While Augusta National’s regulations are perfectly legal, the club’s exclusion of women preserves the tradition of limiting golf clubs—and the related schmoozing at places like Augusta—exclusively to men. At Augusta, if women are present, they are only there as guests. This undermines efforts to diversify the corporate elite: even if women and men work together in the board room, the deals made on Augusta’s golf course and in its back rooms are largely made between men. Essentially, the personal relationships forged between members at the club carry over to their professional dealings, and exclude women.
The struggle to diversify the corporate world has paralleled efforts to diversify higher education and particularly elite institutions like Harvard. For centuries, Harvard served to educate exclusively a white male upper class. Women and people of color are still a small minority among tenured faculty, and the curriculum still frequently comes under attack for offering a Eurocentric, masculine, upper-class perspective. The Harvard Corporation itself has long been a bastion of traditional corporate homogeneity; in its history it has had only two women and one person of color among its members.
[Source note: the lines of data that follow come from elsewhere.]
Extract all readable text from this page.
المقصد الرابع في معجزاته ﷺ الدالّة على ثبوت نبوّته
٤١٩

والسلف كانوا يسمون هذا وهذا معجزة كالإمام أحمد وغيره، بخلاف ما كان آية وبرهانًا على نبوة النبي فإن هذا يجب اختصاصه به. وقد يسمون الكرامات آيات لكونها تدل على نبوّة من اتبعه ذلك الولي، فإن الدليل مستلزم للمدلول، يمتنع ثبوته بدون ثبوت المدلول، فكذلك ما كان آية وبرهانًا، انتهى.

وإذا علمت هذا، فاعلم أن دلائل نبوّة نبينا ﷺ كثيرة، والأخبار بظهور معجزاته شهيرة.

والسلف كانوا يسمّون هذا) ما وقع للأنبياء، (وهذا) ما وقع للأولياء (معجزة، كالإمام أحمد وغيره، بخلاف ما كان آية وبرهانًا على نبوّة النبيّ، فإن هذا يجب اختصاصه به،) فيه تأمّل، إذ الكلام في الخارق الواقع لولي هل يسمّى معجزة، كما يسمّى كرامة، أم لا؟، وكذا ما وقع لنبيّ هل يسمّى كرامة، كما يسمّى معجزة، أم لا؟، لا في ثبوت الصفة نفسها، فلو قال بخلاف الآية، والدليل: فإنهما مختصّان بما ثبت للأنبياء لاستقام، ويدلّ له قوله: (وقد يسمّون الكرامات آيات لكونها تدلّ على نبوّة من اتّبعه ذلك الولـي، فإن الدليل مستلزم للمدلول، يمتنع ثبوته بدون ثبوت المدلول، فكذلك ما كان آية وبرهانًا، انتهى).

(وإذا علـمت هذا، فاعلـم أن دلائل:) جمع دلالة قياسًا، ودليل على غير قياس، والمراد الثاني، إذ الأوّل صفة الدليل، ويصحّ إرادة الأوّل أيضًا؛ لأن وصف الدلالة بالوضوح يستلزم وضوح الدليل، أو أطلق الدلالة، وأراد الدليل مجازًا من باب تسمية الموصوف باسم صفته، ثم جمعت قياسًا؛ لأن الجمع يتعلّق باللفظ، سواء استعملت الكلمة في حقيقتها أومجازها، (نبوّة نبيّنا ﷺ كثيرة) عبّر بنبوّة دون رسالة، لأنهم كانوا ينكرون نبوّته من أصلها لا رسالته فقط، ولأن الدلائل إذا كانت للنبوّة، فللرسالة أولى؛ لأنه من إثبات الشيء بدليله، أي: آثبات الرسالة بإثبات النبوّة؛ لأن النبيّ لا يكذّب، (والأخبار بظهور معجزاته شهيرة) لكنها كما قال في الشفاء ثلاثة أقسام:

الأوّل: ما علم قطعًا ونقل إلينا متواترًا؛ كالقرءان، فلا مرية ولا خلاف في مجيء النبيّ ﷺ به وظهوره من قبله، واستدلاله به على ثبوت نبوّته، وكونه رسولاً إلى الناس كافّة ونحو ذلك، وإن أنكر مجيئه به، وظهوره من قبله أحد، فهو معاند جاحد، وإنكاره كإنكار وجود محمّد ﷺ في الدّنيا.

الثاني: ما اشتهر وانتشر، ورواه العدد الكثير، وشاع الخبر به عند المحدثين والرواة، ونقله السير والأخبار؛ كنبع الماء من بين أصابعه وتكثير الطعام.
While it is inappropriate to assume that, as members of Augusta, Houghton, Daniels and Stone are necessarily opposed to diversity, their membership does represent their alignment with an exclusionary club. Harvard, as an institution run by people belonging to that club, suffers by association. To counter the shadow cast on our University those members should publicly reaffirm their commitment to diversity and openness, particularly within institutions that have traditionally been insular clubs for the elite.
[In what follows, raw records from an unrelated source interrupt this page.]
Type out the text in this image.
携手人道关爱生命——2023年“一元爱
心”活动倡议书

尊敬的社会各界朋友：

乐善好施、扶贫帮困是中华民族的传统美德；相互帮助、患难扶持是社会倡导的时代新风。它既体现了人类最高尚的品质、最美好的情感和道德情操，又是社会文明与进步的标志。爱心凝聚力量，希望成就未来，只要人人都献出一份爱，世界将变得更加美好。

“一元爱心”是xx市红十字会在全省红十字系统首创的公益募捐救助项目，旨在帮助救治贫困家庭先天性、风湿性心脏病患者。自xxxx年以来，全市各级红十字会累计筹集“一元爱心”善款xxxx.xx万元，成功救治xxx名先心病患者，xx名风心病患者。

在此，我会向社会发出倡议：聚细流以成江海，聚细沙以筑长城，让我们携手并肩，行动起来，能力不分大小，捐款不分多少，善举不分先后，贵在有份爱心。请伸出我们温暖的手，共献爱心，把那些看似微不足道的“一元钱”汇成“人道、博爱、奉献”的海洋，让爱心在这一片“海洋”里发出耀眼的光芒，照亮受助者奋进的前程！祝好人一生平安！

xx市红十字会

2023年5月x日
Dissent: Worthless Campaign of Harassment
The entire campaign to force Augusta National Golf Club into admitting female members is absurd. Augusta is a private club, and is thus free to craft whatever membership policies it chooses. The Staff’s shrill complaints are misguided and irritating: people should be free to associate with whomever they choose without obnoxious criticism from newspaper editors.
The current petition drive being led by a host of campus women’s groups, is harassment, plain and simple. The past and present members of the Harvard Corporation in question—D. Ronald Daniel, James R. Houghton ’58 and Robert G. Stone Jr. ’45—have done nothing in their professional lives, so far as we can tell, that would indicte them as bigots. The Staff applauds the Association of Black Harvard Women for sending the right message to these individuals, but it is, in fact, absurd to ask anyone for a written statement of their commitment to diversity without any evidence of wrongdoing or intolerance. We’d encourage the women’s groups involved to rethink their attack on Daniel, Houghton and Stone. It is doomed to the failure that such an ethically ridiculous initiative deserves.